SIMON BROWN: Do we see in a living annuity – to your point of a moment ago, particularly if you’re drawing down a large amount – [that] you need to be heavily weighted towards equity? Are there restrictions? I’m thinking of Reg 28 restrictions in terms of offshore, restrictions in terms of property and cash and bonds. Do we see similar sort of restrictions within the living annuity?

ROLAND GRÄBE: Simon, no. You’ve got a lot of investment freedom. You can have 100% of your money offshore. You can have 100% of your money in domestic or local equity. You can put it in cash, you can put it in a bond portfolio. So no. Living annuities have significant investment freedom, simply because the risk of the investment is yours.

SIMON BROWN: Okay. I take your point on that. The risk is absolutely yours. This then [comes] back to perhaps the first point where it’s so incredibly important to engage with the manager of your living annuity around your needs, your requirements and your overall risk profile.

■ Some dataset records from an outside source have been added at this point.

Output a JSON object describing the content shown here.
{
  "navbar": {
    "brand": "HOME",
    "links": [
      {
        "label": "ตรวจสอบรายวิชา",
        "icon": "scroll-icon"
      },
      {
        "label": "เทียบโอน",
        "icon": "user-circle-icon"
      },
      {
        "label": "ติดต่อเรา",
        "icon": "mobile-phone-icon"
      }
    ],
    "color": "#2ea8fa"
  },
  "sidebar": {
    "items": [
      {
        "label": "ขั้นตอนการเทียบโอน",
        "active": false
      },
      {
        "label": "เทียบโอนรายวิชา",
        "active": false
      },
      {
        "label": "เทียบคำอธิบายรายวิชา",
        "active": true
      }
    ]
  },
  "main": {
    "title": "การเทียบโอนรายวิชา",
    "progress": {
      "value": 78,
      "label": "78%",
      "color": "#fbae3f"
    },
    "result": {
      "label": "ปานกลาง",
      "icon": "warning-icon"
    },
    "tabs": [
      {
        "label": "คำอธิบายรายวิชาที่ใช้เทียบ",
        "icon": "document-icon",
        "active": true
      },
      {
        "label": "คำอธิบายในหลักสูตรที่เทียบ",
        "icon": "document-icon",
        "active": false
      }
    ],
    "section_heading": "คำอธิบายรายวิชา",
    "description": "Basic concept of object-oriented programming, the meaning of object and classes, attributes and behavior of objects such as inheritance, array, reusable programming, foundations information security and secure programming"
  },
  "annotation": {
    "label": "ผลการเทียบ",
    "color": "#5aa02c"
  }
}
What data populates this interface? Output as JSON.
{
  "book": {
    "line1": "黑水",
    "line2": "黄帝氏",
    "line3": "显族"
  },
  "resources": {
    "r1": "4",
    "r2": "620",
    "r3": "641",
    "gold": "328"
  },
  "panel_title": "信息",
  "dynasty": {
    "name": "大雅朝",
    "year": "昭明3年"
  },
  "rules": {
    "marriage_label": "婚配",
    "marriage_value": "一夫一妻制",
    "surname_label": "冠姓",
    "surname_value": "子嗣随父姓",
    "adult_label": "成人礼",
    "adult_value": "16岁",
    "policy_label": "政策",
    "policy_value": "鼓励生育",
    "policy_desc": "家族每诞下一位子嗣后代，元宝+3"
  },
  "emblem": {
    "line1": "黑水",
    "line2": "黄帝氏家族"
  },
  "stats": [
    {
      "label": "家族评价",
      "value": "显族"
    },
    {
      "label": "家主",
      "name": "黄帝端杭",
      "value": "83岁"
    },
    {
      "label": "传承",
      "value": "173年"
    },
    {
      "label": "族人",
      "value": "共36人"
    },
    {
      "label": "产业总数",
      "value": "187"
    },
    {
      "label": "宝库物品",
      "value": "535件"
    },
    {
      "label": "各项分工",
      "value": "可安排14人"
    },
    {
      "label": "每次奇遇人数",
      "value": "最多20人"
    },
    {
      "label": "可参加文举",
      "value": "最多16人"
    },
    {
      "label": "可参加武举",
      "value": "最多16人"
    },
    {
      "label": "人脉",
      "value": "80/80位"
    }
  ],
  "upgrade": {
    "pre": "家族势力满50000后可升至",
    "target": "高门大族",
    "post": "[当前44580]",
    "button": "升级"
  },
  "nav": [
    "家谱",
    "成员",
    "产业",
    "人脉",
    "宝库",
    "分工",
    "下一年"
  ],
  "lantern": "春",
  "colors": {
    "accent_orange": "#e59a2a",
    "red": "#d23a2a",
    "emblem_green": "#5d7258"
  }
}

ROLAND GRÄBE: Absolutely. And that’s why we in balanced-fund portfolios work with financial advisors [because] making these decisions can become really tricky, because the market and the emotions in the market often force clients to disinvest or reduce risk at the worst possible time.

You know, we see people self-advised now fleeing the market after it has fallen a considerable amount, and this leads to people missing out on returns when the market recovers.

Because, as we saw in March/April 2020, that can happen incredibly quickly with staggering returns on the JSE out of nowhere. So remaining invested and also having a well-constructed retirement plan is crucial.

SIMON BROWN: I get that point. We don’t know when the market will recover. We know it will recover, and oftentimes it will recover with alarming speed, and you are left staring in disbelief at the recovery.

Roland Gräbe, head of DFM at Old Mutual Wealth, I appreciate the early morning.